Darn. Go away. Leave me alone.
This morning was the first time she’d seen him since his return to town. Before that, it had been a number of years.
He looked too good with the morning’s sunlight glinting through the greenhouse roof onto his golden hair. Everything about him was perfect, from his straight nose, to the even tone of his tanned skin, to his strong jaw, to his perfect, dazzling teeth.

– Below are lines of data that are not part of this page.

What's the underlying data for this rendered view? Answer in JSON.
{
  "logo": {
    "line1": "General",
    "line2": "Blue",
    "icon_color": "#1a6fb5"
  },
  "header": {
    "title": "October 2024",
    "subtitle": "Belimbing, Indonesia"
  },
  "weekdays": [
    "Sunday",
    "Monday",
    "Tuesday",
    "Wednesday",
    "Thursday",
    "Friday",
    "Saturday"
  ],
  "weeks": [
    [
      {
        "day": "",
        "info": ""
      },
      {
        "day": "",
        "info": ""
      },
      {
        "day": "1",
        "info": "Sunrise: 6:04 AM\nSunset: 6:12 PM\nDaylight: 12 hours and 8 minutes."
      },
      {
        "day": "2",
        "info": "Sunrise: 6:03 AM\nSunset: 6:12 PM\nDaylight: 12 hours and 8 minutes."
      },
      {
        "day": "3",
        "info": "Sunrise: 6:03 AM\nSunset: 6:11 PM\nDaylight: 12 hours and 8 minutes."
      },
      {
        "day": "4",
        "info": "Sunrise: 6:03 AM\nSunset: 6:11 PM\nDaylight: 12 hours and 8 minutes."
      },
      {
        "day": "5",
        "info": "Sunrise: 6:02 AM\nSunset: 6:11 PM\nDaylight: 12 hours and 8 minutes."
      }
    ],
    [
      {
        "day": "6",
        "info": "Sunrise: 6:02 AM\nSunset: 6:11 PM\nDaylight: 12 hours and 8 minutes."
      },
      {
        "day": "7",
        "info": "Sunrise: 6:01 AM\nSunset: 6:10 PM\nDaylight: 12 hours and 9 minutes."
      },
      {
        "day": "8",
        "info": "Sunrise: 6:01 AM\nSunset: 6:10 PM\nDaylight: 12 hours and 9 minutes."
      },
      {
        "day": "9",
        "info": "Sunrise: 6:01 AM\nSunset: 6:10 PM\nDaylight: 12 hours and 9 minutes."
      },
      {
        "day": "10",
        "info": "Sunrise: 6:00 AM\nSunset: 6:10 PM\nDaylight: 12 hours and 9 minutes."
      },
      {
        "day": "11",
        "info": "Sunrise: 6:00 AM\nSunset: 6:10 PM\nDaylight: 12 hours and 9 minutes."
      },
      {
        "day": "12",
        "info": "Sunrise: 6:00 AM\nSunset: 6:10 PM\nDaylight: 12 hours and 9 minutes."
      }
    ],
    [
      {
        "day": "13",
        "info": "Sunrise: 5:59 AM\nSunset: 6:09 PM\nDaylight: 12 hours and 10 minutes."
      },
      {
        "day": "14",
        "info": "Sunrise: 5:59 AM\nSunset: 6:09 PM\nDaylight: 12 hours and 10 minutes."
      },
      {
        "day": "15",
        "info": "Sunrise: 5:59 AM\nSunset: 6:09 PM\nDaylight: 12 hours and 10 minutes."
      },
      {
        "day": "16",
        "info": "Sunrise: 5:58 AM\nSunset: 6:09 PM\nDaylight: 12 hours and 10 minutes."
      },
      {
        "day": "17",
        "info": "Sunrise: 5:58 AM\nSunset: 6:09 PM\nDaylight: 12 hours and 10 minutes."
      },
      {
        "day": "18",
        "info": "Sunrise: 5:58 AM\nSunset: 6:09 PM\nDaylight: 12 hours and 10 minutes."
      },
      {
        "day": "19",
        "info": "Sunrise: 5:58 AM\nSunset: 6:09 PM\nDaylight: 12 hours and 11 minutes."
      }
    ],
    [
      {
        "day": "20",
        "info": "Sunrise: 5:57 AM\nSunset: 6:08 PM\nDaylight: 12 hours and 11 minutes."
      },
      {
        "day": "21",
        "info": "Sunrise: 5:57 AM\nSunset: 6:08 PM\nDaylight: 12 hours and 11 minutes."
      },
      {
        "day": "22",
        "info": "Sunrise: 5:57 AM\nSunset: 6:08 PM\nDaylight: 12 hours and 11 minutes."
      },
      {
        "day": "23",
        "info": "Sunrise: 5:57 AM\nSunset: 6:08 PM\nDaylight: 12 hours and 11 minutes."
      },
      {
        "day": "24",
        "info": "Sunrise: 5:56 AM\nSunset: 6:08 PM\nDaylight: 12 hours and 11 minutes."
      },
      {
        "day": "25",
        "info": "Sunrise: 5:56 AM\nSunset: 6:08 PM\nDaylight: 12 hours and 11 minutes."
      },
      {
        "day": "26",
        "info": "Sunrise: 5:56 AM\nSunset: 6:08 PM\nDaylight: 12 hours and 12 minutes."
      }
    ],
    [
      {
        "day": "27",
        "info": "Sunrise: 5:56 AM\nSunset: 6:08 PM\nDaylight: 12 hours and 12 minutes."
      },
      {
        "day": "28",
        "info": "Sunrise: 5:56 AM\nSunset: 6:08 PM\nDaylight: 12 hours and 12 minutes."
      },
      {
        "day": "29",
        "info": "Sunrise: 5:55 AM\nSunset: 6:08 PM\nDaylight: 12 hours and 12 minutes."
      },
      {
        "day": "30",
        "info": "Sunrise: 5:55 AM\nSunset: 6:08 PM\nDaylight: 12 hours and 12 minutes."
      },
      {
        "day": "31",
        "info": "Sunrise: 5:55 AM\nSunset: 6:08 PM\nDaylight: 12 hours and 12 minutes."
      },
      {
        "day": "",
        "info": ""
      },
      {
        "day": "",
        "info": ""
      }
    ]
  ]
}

She’d forgotten how handsome he was, how with a shot of lightning he awakened latent slumberous juices in her and set them flowing like sap running in springtime. As always, she pulled her unruly attraction under control. Gray didn’t need her love—yes, she had truly loved the fun, exciting and loyal little friend that he’d been—and she didn’t need his not-so-subtle and undeserved derision. Sad that he’d probably never figured out the source of his disdain for her.
She leaned against one of the counters and crossed her arms.
Keep it light. Keep it normal.
“What have you been doing with your life?” she asked, even though she knew everything about him. She’d collected tidbits here and there, and had kept them in the scrapbook of her memory. He was her enemy now, though, so no sense letting him know that she cared.